In [12]:
import zarr
import numpy as np
import math, random
from collections import defaultdict

import torch
import torch.utils.data as torch_data
import numpy as np


import numcodecs  # for Pickle or JSON


In [2]:
# Create some fake data

In [13]:
import numpy as np
from collections import defaultdict

n_molecules = 100

unbatched_molecules = defaultdict(list)
for _ in range(n_molecules):
    n_atoms = np.random.randint(5, 15)
    n_edges = np.random.randint(n_atoms // 2, n_atoms * 2)
    
    x = np.random.randn(n_atoms, 3)              # positions
    a = np.random.randint(0, 5, size=n_atoms)    # atom types
    edge_idxs = np.random.randint(0, n_atoms, size=(n_edges, 2))
    e = np.random.randint(0, 3, size=n_edges)    # bond orders

    unbatched_molecules['x'].append(x)
    unbatched_molecules['a'].append(a)
    unbatched_molecules['edge_index'].append(edge_idxs)
    unbatched_molecules['e'].append(e)


In [14]:
# Number of graphs
n_graphs = len(unbatched_molecules['x'])

# Count the number of nodes/edges per graph
batch_num_nodes = [arr.shape[0] for arr in unbatched_molecules['x']]
batch_num_edges = [arr.shape[0] for arr in unbatched_molecules['edge_index']]

batch_num_nodes = np.array(batch_num_nodes, dtype=np.int64)
batch_num_edges = np.array(batch_num_edges, dtype=np.int64)

# Concatenate all node data
x = np.concatenate(unbatched_molecules['x'], axis=0)  # shape (total_nodes, 3)
a = np.concatenate(unbatched_molecules['a'], axis=0)  # shape (total_nodes,)

# Concatenate all edge data
edge_index = np.concatenate(unbatched_molecules['edge_index'], axis=0)  # shape (total_edges, 2)
e = np.concatenate(unbatched_molecules['e'], axis=0)                    # shape (total_edges,)

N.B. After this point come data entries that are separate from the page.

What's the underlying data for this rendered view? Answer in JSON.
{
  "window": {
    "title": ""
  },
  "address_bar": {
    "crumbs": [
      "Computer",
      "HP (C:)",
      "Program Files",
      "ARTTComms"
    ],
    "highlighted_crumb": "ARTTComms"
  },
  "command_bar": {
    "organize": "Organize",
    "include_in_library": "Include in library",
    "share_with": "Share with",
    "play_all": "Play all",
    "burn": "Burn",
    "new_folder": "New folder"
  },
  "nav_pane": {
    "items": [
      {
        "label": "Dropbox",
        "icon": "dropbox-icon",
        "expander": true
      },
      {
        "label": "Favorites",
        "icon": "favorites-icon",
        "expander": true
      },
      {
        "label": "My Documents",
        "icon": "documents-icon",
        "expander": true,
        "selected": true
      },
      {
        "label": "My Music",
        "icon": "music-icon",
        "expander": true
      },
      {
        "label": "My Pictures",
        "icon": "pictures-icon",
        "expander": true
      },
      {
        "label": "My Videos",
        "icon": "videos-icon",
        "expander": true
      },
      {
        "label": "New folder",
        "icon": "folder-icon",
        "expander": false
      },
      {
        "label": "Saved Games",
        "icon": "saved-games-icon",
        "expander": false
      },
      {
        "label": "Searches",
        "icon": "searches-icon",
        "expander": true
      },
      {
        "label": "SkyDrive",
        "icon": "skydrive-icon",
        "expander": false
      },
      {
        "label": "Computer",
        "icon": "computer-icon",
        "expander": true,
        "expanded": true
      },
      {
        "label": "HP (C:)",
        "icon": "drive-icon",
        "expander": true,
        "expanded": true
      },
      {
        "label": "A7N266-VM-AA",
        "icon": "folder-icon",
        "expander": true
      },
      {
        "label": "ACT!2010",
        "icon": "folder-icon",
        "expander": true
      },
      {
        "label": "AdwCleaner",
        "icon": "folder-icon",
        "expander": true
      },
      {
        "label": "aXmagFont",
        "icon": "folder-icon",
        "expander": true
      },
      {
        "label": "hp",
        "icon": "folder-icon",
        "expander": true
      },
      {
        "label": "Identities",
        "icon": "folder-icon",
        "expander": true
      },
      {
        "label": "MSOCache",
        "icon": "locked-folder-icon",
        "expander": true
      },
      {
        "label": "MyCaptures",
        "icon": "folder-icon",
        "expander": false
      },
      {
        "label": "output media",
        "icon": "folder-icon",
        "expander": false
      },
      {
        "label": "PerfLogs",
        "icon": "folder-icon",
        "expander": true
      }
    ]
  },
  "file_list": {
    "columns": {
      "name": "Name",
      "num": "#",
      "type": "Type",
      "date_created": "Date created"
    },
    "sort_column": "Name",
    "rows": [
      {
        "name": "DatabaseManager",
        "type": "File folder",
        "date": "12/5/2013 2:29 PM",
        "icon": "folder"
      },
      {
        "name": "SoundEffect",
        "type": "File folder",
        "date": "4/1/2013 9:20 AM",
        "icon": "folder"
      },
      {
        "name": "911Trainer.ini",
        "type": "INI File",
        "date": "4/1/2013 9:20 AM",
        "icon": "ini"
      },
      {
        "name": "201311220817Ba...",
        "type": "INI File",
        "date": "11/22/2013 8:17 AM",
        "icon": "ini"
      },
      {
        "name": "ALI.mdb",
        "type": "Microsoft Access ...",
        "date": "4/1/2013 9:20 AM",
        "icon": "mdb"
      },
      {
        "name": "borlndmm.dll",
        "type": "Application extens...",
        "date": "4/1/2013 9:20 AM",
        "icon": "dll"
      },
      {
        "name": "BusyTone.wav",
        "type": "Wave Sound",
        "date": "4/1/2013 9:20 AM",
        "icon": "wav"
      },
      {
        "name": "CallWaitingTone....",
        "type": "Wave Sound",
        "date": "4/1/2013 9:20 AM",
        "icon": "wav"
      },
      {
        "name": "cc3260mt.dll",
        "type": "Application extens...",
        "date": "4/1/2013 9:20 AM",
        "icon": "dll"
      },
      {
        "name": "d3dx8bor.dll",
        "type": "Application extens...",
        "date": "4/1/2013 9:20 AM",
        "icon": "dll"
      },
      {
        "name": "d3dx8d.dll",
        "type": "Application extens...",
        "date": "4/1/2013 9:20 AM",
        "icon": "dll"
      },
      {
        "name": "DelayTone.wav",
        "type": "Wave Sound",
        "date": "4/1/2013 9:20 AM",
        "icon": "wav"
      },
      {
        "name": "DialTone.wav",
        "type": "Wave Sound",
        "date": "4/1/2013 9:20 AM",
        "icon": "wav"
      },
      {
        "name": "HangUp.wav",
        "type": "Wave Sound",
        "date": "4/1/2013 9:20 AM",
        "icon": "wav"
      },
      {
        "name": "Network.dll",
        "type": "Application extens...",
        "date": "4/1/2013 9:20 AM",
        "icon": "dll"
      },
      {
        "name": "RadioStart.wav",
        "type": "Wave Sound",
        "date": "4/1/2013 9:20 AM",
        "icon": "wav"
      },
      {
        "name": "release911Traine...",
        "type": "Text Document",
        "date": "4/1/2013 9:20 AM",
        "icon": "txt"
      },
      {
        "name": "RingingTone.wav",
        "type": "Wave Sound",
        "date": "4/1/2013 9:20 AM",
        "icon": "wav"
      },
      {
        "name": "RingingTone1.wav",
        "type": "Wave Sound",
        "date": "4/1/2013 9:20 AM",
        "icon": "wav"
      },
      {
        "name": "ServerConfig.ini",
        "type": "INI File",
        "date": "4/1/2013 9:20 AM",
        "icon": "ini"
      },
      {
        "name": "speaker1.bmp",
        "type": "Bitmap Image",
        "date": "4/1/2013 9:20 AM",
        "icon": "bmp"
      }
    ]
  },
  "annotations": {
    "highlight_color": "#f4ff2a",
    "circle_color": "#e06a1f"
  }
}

# Build lookup for each graph's node range
node_lookup = np.zeros((n_graphs, 2), dtype=np.int64)
node_lookup[1:, 0] = np.cumsum(batch_num_nodes[:-1])
node_lookup[:, 1] = np.cumsum(batch_num_nodes)

# Build lookup for each graph's edge range
edge_lookup = np.zeros((n_graphs, 2), dtype=np.int64)
edge_lookup[1:, 0] = np.cumsum(batch_num_edges[:-1])
edge_lookup[:, 1] = np.cumsum(batch_num_edges)


In [16]:
import zarr

store = zarr.storage.MemoryStore()
root = zarr.group(store=store)

node_data_group = root.create_group('node_data')
edge_data_group = root.create_group('edge_data')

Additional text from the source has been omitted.